(Roasted Sponge)
(From vol. vi, 2nd edit., 1827.)
(The bath sponge – the habitation of the animal of the Spongia officinalis,. – is cut into pieces of moderate size and roasted in a tin-plate coffee-roaster, turned round over glowing charcoal until it becomes brown, and can without much labour be triturated to a powder. Of this 20 grains are added to 400 drops of good alcohol, shaken twice a day and allowed to macerate for a week without warmth. Thus a tincture is made which contains a grain of roasted sponge-power in every 20 drops.)
Sponge burnt to black coal (spongia usta, combusta) as it is not seldom prepared, seems to be less powerful. On the other hands, if only roasted brown in the manner described above, it is very odorous, and communicates all its great medicinal powers to the alcohol. If the tincture be dropped into water a milkiness is produced, yet a good deal of it is retained in solution. The sponge is said to contain some iodine.
That remarkable swelling of the thyroid gland of the neck called goitre, which is peculiar to the inhabitants of deep valleys and their termination in plains, which arises from a concurrence of apparently tolerably identical causes, though most of these are unknown to us, constitutes a malady which us almost always uniform in its nature, for which a medicine, if it has in one case been proved servicable, must be so always and in every case (specific).

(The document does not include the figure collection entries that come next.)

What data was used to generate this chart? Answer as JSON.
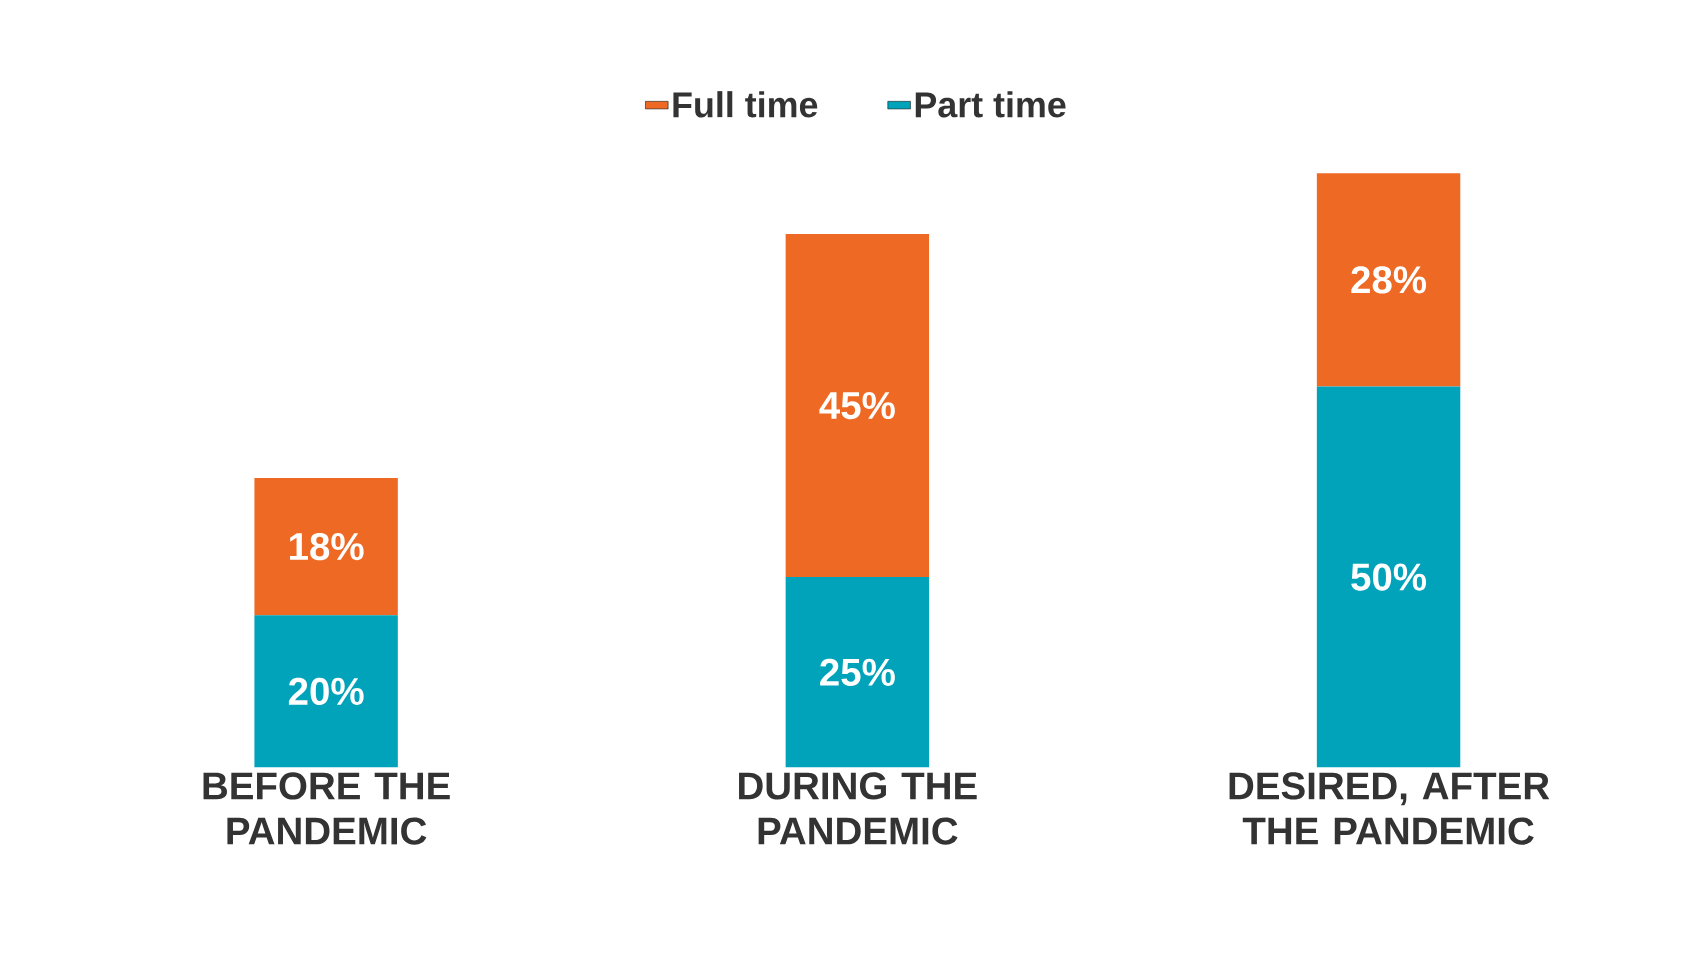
{
  "chart_data": {
    "type": "bar",
    "stacked": true,
    "categories": [
      "BEFORE THE PANDEMIC",
      "DURING THE PANDEMIC",
      "DESIRED, AFTER THE PANDEMIC"
    ],
    "series": [
      {
        "name": "Part time",
        "color": "#00a3ba",
        "values": [
          20,
          25,
          50
        ],
        "value_labels": [
          "20%",
          "25%",
          "50%"
        ]
      },
      {
        "name": "Full time",
        "color": "#ee6a24",
        "values": [
          18,
          45,
          28
        ],
        "value_labels": [
          "18%",
          "45%",
          "28%"
        ]
      }
    ],
    "legend": "top"
  }
}
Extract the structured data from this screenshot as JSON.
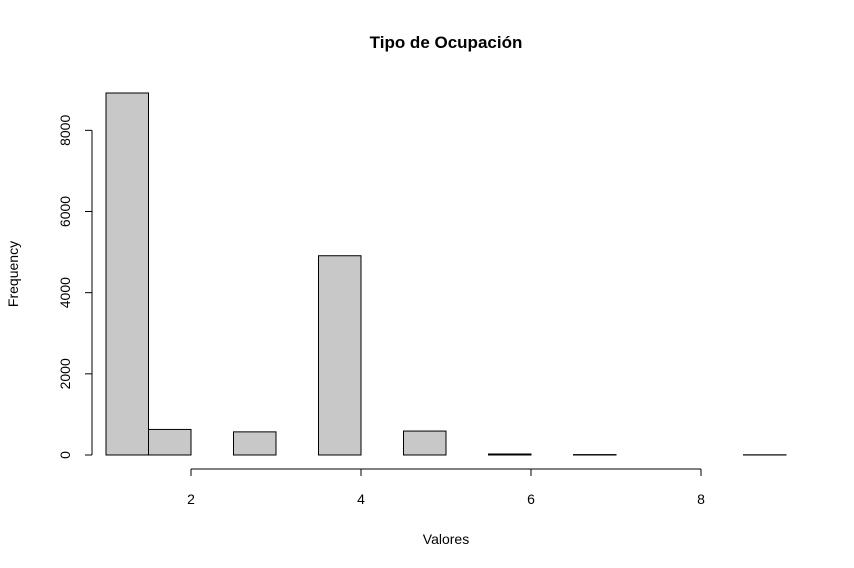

But the ordinary medical school did not know how to obtain a knowledge of medicines a priori, before their administration in diseases, and knew not for what morbid states they would and must be curative, and consequently to prescribed them in a blind sort of way in diseases, several medicines at once, always in mixtures. Hence the ordinary schoonl was unable to discover any certain remedies for chronic ailments, not even for diseases that always remained the same. Hence common folk had to look to themselves for help, but this they could only obtain in the slowest an most tedious way in the world, namely, by incessantly trying all sorts of simple substances which chance offered them, whereby after some millions of fruitless trials at last a remedy came into their hands, which having once been of use, must assuredly be always servicable in diseases of fixed character and identical nature. Thus medicine has, to thank this thorough trial by the common folk of all conceivable medicinal substances, for the few surely curative drugs for such diseases as are always the same, that is, arising from identical causes and hence of fixed character. The ancient medical school that thinks itself so wise could not do this for itself, as we see.
In this way thousands of years might have elapsed ere the ordinary domestic medical practice, after unnumerable trials of drugs, at length lighted upon roasted sponge as the remedy for this troublesome ailment, the goitre, and found it to be a specific for the disease. At all events, we find it first mentioned a specific for goitre in the thirteenth century by ARNOLD VON VILLANOVA.
The medical art then reaped where it had not sowed, and appropriated this discovery of common folk. But as it has even held simplicity to be dishonourable, it mixed the roasted sponge when employing it as a remedy for goitre with a number of other substances, (in the Pharmacopoeia Angustana, for example, ten other ingredients are added and so the actual efficaciuos remedy, the Spongia usta, deteriorated.) always varying them, in order as if declared in its learned way, to act as adjuvants to the sponge, but in reality this only spoilt its action. The mixture, on account of these perturbing additions, often proved useless, or if it still did good, then in course of time the good effects were ascribed by subsequent practitioners to the auxillary ingredients, so that at length it was not known which was the efficacious ingredient in the prescription. Thus roasted sponge, owing to this quackish but learned addition of other drugs, gradually lost its reputation, and, indeed, sometimes disappeared altogether from the goitre-remedy (As for example in KLEIN’S Selectus Medicaminum, p. 138, compared with p. 183.) (pulvis ad strumas), so that at length roasted sponge was dropped out of many modern works on materia medica as a useless thing. So the distinguished medical school, by means of its learned mixture-art, succeeded once more in destroying and burying in oblivion a truth which the unsophisticated experience of the common folk had discovered by an infinity of tedious trials carried on during thousands of years. This is a little specimen of the benefits which have been bestowed on the human race by the ordinary medical art.